テレビドラマとかの夕食の食卓シーンで主人公の女学生が飯を半分ぐらい残して「…ごちそうさま」母「えッ!?もういいの?」(主人公の内面を表すシーン)という場面を見かけるが、信じられない。俺の家では絶対そんな事はなかった。どれだけ家庭内がピリピリしてても茶碗によそわれた飯と味噌汁(具、常に多量)は、食欲がなくても無理して全部食った。俺は男三人兄弟の末っ子だが兄二人も誰ひとり残さなかった。どんなにまずくても。実家では暗黙のうちに「飯を残さない」という不文律が成り立っていた。さらに我が実家では「家族全員そろってから食事(塾、親父の残業を除く)」「食中のテレビはNHK(土日は除く)のみ」という厳格なルールもあった。親と兄が喧嘩してて嫌ぁな嫌ぁ〜な雰囲気のなか一触即発の食卓では、味覚の鈍った舌で掻っ込むようにして飯を食った。まずくても。味云々の問題じゃなかった。さっさとその場を抜け出したかった。実家ではそんな食事が多かった。

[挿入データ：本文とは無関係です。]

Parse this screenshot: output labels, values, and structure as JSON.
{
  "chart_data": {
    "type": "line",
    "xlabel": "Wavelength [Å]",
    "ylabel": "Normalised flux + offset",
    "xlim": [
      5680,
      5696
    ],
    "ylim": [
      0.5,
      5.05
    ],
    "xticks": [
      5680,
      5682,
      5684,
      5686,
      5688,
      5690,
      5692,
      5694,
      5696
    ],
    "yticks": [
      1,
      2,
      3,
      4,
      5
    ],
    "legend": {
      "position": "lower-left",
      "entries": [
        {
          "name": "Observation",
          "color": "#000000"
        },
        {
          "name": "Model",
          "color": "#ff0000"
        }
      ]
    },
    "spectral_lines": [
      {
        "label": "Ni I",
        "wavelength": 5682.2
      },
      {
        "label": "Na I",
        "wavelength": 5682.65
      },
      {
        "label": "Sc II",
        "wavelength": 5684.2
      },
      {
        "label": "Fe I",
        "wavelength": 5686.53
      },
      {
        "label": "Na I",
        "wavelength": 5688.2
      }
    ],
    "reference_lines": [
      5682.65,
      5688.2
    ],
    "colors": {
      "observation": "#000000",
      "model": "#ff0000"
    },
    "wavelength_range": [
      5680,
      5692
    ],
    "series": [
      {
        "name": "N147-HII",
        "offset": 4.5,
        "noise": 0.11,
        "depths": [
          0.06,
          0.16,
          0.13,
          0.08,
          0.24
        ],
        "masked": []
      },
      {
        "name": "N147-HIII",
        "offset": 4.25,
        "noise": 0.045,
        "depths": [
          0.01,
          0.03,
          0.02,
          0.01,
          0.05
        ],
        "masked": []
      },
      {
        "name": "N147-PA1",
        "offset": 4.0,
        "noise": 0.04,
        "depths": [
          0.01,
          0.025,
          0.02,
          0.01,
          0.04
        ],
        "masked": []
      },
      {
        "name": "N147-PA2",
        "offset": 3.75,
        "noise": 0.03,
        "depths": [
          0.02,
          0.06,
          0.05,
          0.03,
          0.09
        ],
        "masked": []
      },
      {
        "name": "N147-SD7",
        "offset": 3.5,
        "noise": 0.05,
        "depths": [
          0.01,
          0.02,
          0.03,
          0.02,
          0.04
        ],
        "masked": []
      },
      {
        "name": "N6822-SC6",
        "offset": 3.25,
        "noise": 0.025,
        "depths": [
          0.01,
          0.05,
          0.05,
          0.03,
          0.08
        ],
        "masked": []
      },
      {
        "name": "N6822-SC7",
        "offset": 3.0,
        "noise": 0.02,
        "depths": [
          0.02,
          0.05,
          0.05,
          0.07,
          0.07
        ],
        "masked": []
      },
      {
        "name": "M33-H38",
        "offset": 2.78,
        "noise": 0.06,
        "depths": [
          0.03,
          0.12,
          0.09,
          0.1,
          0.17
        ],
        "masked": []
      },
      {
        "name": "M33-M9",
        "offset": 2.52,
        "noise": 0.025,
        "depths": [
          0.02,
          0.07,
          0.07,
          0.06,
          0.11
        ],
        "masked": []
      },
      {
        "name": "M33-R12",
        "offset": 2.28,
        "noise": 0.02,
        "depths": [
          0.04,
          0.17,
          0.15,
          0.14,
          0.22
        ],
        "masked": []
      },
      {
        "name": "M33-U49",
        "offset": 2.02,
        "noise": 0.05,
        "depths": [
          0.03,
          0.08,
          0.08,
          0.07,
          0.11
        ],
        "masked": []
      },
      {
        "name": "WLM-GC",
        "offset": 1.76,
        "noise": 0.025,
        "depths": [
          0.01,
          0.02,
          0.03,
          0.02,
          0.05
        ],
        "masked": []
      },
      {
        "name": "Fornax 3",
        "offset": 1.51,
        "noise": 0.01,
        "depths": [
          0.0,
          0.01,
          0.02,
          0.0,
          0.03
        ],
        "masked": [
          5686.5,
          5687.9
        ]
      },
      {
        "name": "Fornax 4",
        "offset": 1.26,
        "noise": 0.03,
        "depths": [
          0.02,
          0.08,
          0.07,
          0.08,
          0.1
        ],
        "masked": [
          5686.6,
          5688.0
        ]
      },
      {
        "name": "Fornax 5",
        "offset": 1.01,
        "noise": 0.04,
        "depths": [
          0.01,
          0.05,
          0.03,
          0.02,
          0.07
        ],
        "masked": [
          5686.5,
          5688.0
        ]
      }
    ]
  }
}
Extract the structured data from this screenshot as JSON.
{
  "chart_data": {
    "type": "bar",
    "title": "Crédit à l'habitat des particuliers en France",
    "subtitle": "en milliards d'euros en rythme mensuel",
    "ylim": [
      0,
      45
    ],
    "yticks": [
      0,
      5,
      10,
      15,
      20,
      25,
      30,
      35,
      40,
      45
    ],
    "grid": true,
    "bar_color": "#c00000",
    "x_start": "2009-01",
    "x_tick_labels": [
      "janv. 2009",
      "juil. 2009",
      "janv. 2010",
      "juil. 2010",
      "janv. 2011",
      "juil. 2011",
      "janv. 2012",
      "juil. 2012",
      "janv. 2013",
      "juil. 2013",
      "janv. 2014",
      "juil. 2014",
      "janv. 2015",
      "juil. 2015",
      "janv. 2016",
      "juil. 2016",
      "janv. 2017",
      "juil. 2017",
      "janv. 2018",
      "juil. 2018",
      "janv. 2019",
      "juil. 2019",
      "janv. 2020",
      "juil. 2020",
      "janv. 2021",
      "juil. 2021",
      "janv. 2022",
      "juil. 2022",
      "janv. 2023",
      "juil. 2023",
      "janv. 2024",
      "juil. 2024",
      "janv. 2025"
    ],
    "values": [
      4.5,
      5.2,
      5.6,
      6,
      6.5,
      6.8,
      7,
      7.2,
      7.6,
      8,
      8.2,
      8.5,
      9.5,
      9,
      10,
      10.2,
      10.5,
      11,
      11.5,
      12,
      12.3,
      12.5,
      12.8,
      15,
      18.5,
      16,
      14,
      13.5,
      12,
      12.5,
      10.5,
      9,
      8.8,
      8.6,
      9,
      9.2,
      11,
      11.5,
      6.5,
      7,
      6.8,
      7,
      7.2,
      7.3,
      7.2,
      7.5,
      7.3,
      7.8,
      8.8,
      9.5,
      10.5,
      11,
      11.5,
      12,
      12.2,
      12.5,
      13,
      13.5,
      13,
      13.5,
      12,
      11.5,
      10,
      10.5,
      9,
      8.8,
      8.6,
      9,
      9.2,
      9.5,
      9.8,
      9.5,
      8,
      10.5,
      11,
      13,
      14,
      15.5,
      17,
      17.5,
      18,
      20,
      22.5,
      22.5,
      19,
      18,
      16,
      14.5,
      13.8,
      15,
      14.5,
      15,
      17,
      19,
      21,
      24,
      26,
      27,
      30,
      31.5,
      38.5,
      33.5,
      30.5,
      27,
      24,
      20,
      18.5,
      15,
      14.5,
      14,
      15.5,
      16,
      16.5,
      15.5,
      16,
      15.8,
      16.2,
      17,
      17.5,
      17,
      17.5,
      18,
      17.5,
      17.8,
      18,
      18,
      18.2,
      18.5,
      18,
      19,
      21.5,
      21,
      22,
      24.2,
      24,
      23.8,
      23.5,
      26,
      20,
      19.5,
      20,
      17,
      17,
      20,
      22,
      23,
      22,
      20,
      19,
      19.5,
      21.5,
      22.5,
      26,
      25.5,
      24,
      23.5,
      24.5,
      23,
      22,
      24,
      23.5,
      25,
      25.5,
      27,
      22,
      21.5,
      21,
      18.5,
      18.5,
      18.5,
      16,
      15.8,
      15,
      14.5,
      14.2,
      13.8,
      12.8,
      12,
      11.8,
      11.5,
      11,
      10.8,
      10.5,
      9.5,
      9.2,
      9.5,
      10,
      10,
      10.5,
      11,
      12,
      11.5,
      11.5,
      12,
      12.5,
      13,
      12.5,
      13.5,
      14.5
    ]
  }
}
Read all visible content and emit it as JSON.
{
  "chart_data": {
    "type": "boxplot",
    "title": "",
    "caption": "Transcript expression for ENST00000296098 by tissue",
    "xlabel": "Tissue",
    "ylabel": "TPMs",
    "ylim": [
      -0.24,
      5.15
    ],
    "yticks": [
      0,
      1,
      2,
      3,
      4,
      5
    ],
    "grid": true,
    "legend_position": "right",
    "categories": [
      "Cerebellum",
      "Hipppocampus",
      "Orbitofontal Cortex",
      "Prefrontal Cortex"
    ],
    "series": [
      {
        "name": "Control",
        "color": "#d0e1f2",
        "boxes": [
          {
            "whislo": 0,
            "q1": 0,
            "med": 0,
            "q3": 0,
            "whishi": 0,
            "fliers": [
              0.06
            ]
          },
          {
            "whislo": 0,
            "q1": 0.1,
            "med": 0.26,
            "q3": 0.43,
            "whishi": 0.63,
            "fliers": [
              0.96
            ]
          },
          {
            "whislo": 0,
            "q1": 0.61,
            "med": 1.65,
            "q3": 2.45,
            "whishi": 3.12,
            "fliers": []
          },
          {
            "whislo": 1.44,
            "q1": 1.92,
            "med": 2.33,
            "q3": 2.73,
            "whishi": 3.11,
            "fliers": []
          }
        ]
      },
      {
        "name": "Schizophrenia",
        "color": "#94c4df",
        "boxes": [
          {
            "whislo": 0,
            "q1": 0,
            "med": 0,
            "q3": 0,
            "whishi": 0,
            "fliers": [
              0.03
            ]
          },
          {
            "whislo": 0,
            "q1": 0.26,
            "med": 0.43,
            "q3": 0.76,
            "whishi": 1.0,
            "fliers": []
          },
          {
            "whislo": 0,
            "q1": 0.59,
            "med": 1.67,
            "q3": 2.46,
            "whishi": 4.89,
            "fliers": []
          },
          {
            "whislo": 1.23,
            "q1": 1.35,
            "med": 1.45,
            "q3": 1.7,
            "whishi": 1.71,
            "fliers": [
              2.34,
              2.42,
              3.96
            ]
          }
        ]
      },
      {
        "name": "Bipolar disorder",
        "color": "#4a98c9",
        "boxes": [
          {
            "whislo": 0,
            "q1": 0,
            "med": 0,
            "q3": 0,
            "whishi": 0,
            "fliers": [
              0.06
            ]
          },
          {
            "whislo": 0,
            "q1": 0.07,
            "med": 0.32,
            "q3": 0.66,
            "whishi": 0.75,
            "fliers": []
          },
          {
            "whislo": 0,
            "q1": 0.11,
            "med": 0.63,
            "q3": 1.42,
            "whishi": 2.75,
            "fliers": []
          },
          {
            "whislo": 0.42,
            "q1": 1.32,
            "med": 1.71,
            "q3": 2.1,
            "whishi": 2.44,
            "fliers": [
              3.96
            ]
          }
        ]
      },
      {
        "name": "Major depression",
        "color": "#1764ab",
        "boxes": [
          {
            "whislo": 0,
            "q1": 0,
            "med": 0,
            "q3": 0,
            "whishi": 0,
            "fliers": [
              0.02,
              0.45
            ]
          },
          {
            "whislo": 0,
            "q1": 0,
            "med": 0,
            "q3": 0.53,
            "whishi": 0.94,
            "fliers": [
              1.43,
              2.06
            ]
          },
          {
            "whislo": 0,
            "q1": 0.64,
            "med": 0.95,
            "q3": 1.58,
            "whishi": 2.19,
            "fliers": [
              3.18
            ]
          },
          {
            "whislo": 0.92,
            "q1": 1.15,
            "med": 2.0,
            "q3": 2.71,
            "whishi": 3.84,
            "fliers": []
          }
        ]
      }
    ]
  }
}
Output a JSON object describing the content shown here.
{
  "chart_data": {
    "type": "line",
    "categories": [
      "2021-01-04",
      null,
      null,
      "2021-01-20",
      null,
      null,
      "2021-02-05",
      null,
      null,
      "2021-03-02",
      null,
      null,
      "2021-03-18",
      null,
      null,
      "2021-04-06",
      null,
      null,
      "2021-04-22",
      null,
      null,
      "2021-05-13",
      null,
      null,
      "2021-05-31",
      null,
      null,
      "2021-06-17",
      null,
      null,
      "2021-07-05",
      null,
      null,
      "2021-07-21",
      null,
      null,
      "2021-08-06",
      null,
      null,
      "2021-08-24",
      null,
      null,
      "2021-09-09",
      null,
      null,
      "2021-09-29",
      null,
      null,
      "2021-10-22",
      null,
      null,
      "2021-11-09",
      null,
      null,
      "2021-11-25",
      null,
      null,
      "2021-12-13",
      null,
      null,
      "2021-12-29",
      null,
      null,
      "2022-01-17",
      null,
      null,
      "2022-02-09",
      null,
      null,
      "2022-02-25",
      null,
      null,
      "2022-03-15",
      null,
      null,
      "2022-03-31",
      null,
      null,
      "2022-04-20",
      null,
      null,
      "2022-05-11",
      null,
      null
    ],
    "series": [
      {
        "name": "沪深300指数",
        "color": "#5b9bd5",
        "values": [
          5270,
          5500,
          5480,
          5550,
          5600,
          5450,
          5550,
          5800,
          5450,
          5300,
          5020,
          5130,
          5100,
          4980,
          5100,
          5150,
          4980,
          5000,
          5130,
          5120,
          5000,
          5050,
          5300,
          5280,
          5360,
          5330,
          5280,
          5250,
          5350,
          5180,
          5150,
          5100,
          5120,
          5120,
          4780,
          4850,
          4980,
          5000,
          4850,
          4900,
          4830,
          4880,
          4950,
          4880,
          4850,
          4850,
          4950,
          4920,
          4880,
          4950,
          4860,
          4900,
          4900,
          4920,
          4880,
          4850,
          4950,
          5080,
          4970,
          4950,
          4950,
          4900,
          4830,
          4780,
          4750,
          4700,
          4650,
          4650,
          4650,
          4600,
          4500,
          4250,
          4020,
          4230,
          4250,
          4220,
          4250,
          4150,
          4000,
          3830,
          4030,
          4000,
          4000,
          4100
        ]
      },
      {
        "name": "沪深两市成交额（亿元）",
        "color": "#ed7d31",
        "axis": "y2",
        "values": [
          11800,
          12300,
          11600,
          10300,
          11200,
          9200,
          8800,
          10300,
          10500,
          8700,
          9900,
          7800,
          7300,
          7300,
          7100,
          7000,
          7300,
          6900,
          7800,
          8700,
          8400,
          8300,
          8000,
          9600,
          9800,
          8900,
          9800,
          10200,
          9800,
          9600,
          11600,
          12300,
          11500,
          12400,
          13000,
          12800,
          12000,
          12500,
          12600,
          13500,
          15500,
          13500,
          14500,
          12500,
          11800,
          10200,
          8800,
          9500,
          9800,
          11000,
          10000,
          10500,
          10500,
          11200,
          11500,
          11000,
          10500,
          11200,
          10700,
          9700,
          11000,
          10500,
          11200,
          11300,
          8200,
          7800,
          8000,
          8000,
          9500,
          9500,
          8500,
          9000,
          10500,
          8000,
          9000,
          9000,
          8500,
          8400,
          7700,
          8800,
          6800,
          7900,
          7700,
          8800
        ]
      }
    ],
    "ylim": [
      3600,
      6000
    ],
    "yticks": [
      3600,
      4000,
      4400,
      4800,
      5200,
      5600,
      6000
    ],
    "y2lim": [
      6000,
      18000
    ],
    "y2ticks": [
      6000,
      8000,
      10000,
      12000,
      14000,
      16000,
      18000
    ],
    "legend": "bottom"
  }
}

すっかり「完食が基本」が身についていたため俺は「飯を残す」という概念がなった。給食で残してる奴がいるのは当時の俺としては謎だった。なんせ概念がない。だが小学生の時『フルーツスープ』というホカホカの蜜柑とか入った激マズ(賛否両論)のスープが出て給食を残した記憶がある。このとき俺は密かな罪悪感を感じた――「飯を、残してしまった!」たぶん給食を残したのはそのときが初めて(小4か小5)だと思う。そこで「残すのも・まあ有り」を学んだ俺は、それ以後まあちょいちょい嫌いなメニューや食欲がない時は残したりしたが基本的に完食していた。もちろん実家では有無もなく完食していた。なんせ不文律。
高校のころ、両親と異常に量の多い中華料理屋で外食して、泣く泣く完食したが駐車場で吐いた経験がある。数年前、兄貴と飯を食いに行って大量にオーダーしてしまったが、全部食い、やはり駐車場で吐いた経験もある。とにかくまあ出された物は無理してでも食った。 それで謎なのが、飲食店で皿洗いのバイトをしてた時、飯を残す客が多いことに驚いた。残すぐらいなら外食すんなよ。残すぐらいなら外食すんじゃねーーー!!死ねーーーーーッ!!(by画太郎先生)だし、中にはほとんど手を付けず残す客もいるし(死ねーーーーーッ!!)、海原雄山だってもうちょっと食うだろうに。俺に言わせれば外食してまで飯を残すのはキチガイである。ちょっとした「まずい」は理由にならない。嫌でもぜんぶ食って、駐車場で吐きやがれ。